The fire is visible from a helicopter, belching smoke and flames from the wrecked top of a ventilation shaft which runs longer than a rugby field into the mountain. No flames were previously visible, even during the initial methane explosion.
Pike River chief executive Peter Whittall said the fire in the mine - which had been burning gas since at least a week ago - had begun burning coal after a fourth explosion.
It was hoped that loose coal dislodged during the four explosions was burning, he said.
That is preferable to the fire getting into the mine's walls of solid coal.
Such a fire would create vast amounts of heat and be difficult to extinguish.
Mr Whittall likened this situation to a coal range.
"The worst-case scenario is that the walls of the mine, which are coal, can burn.

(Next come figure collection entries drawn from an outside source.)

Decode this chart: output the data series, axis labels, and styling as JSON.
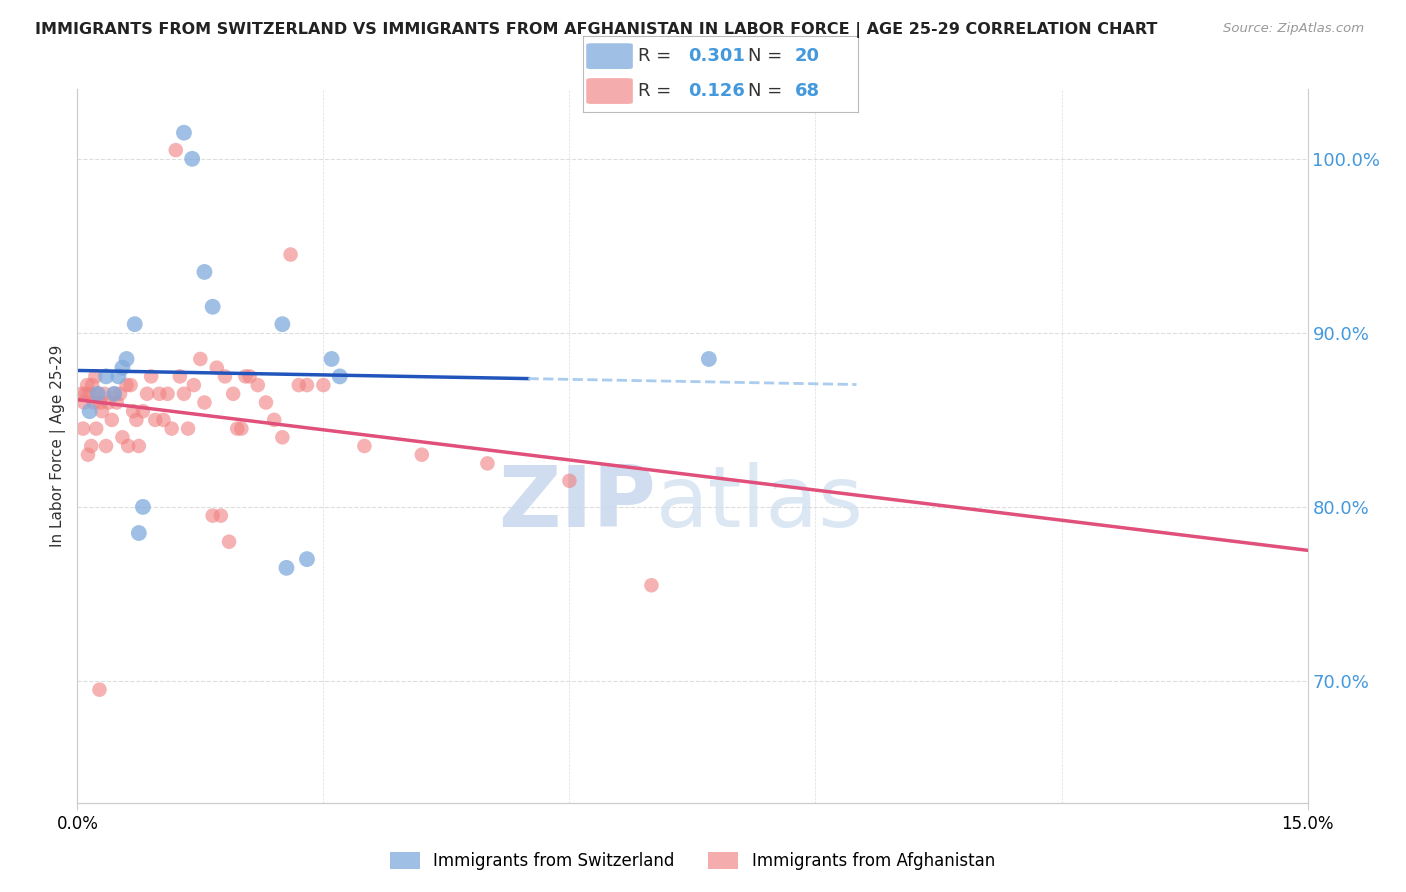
{
  "title": "IMMIGRANTS FROM SWITZERLAND VS IMMIGRANTS FROM AFGHANISTAN IN LABOR FORCE | AGE 25-29 CORRELATION CHART",
  "source": "Source: ZipAtlas.com",
  "ylabel": "In Labor Force | Age 25-29",
  "xlim": [
    0.0,
    15.0
  ],
  "ylim": [
    63.0,
    104.0
  ],
  "yticks": [
    70.0,
    80.0,
    90.0,
    100.0
  ],
  "ytick_labels": [
    "70.0%",
    "80.0%",
    "90.0%",
    "100.0%"
  ],
  "xtick_left": "0.0%",
  "xtick_right": "15.0%",
  "r_swiss": 0.301,
  "n_swiss": 20,
  "r_afghan": 0.126,
  "n_afghan": 68,
  "color_swiss": "#7faadc",
  "color_afghan": "#f08080",
  "color_line_swiss": "#2255bb",
  "color_line_swiss_dash": "#aaccee",
  "color_line_afghan": "#e0507a",
  "color_ytick": "#4499dd",
  "color_grid": "#dddddd",
  "watermark_zip": "ZIP",
  "watermark_atlas": "atlas",
  "background": "#ffffff",
  "swiss_x": [
    0.15,
    0.25,
    0.35,
    0.45,
    0.5,
    0.55,
    0.6,
    0.7,
    0.75,
    0.8,
    1.3,
    1.4,
    1.55,
    1.65,
    2.5,
    2.55,
    2.8,
    3.1,
    3.2,
    7.7
  ],
  "swiss_y": [
    85.5,
    86.5,
    87.5,
    86.5,
    87.5,
    88.0,
    88.5,
    90.5,
    78.5,
    80.0,
    101.5,
    100.0,
    93.5,
    91.5,
    90.5,
    76.5,
    77.0,
    88.5,
    87.5,
    88.5
  ],
  "afghan_x": [
    0.05,
    0.08,
    0.1,
    0.12,
    0.15,
    0.18,
    0.2,
    0.22,
    0.25,
    0.28,
    0.3,
    0.33,
    0.35,
    0.38,
    0.42,
    0.45,
    0.48,
    0.52,
    0.55,
    0.6,
    0.62,
    0.65,
    0.68,
    0.72,
    0.75,
    0.8,
    0.85,
    0.9,
    0.95,
    1.0,
    1.05,
    1.1,
    1.15,
    1.2,
    1.25,
    1.3,
    1.35,
    1.42,
    1.5,
    1.55,
    1.65,
    1.7,
    1.75,
    1.8,
    1.85,
    1.9,
    1.95,
    2.0,
    2.05,
    2.1,
    2.2,
    2.3,
    2.4,
    2.5,
    2.6,
    2.7,
    2.8,
    3.0,
    3.5,
    4.2,
    5.0,
    6.0,
    7.0,
    0.07,
    0.13,
    0.17,
    0.23,
    0.27
  ],
  "afghan_y": [
    86.5,
    86.0,
    86.5,
    87.0,
    86.5,
    87.0,
    86.0,
    87.5,
    86.5,
    86.0,
    85.5,
    86.5,
    83.5,
    86.0,
    85.0,
    86.5,
    86.0,
    86.5,
    84.0,
    87.0,
    83.5,
    87.0,
    85.5,
    85.0,
    83.5,
    85.5,
    86.5,
    87.5,
    85.0,
    86.5,
    85.0,
    86.5,
    84.5,
    100.5,
    87.5,
    86.5,
    84.5,
    87.0,
    88.5,
    86.0,
    79.5,
    88.0,
    79.5,
    87.5,
    78.0,
    86.5,
    84.5,
    84.5,
    87.5,
    87.5,
    87.0,
    86.0,
    85.0,
    84.0,
    94.5,
    87.0,
    87.0,
    87.0,
    83.5,
    83.0,
    82.5,
    81.5,
    75.5,
    84.5,
    83.0,
    83.5,
    84.5,
    69.5
  ]
}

That's a lot harder to smother because it just sits there like when you shut a fire in overnight in the old coal ranges.
"They just sit there and virtually do nothing, then in the morning you open up the air and they start again."

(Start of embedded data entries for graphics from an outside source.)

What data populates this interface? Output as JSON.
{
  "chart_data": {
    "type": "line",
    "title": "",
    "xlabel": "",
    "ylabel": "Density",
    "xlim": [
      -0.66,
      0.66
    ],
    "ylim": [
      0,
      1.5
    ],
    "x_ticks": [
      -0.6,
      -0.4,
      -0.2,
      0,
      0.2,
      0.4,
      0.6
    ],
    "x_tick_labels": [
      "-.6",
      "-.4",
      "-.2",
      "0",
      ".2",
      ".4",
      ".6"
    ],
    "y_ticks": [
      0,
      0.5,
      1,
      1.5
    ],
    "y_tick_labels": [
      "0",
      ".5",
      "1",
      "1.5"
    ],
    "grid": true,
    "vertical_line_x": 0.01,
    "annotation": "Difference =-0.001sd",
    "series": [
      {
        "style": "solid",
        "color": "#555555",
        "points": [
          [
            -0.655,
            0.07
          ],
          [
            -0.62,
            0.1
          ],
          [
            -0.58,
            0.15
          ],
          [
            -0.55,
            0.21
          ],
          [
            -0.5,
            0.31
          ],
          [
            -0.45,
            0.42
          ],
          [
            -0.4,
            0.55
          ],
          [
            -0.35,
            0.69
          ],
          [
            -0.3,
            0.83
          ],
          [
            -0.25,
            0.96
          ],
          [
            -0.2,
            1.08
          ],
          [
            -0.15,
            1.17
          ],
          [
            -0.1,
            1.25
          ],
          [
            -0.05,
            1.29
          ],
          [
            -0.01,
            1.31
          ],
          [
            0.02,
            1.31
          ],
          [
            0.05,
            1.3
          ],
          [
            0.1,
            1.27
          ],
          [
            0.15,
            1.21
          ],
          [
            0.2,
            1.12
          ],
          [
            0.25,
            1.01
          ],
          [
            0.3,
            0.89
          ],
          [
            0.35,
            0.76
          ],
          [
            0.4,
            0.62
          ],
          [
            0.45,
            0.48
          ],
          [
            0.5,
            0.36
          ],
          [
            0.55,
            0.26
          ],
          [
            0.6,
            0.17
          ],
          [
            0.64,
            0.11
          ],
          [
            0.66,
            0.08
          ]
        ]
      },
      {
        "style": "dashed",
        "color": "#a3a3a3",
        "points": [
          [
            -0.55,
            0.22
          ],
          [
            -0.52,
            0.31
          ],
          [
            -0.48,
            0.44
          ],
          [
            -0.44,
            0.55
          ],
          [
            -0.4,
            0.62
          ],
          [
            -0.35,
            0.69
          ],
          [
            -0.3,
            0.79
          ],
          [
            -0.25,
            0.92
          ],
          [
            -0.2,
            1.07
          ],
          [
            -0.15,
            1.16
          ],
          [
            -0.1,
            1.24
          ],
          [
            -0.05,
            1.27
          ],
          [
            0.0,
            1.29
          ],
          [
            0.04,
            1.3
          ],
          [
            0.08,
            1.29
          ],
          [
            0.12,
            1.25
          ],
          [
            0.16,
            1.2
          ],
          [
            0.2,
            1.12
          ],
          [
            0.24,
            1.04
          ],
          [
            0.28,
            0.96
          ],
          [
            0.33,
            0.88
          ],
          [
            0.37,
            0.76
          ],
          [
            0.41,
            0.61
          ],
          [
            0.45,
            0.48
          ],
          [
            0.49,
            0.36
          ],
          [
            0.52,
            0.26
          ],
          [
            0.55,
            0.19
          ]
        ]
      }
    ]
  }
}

Grey District Mayor Tony Kokshoorn said there was "total silence" from the families of the lost miners when they heard the latest update.
"They're totally subdued and they're desperate now," he said. "How long do they have to wait to get their loved ones out of there?"
Those running the recovery operation hope to put out the fire by starving it of oxygen. That could mean temporarily sealing the mine so no air can get in, or using a "GAG" jet engine brought from Australia to fill the mine with water vapour.
Authorities have not made clear which they prefer, but they say that either way, it could take several weeks before the fire went out even after it was starved of oxygen.
The length of time it took to kill the fire would indicate how much coal is burning and therefore whether the mine walls and the coal seam in the mountain are alight.
The Strongman mine, where 19 men died in 1967, continues to burn near Pike River, giving off plumes of smoke after 43 years.
Mr Whittall said it was unlikely Pike River would burn indefinitely in a similar way because unlike other mines in the area, it did not have cracks to let fresh air in.
The Strongman disaster - like the one at Pike River - was caused by a methane explosion.
Two bodies from the Strongman mine were never recovered.
The section of the mine where the blast occurred was sealed off, but the mine was reopened.
Police Inspector Mark Harrison, who is leading the recovery operation at Pike River, said the fire made it less likely that the bodies of the 29 men could be recovered intact.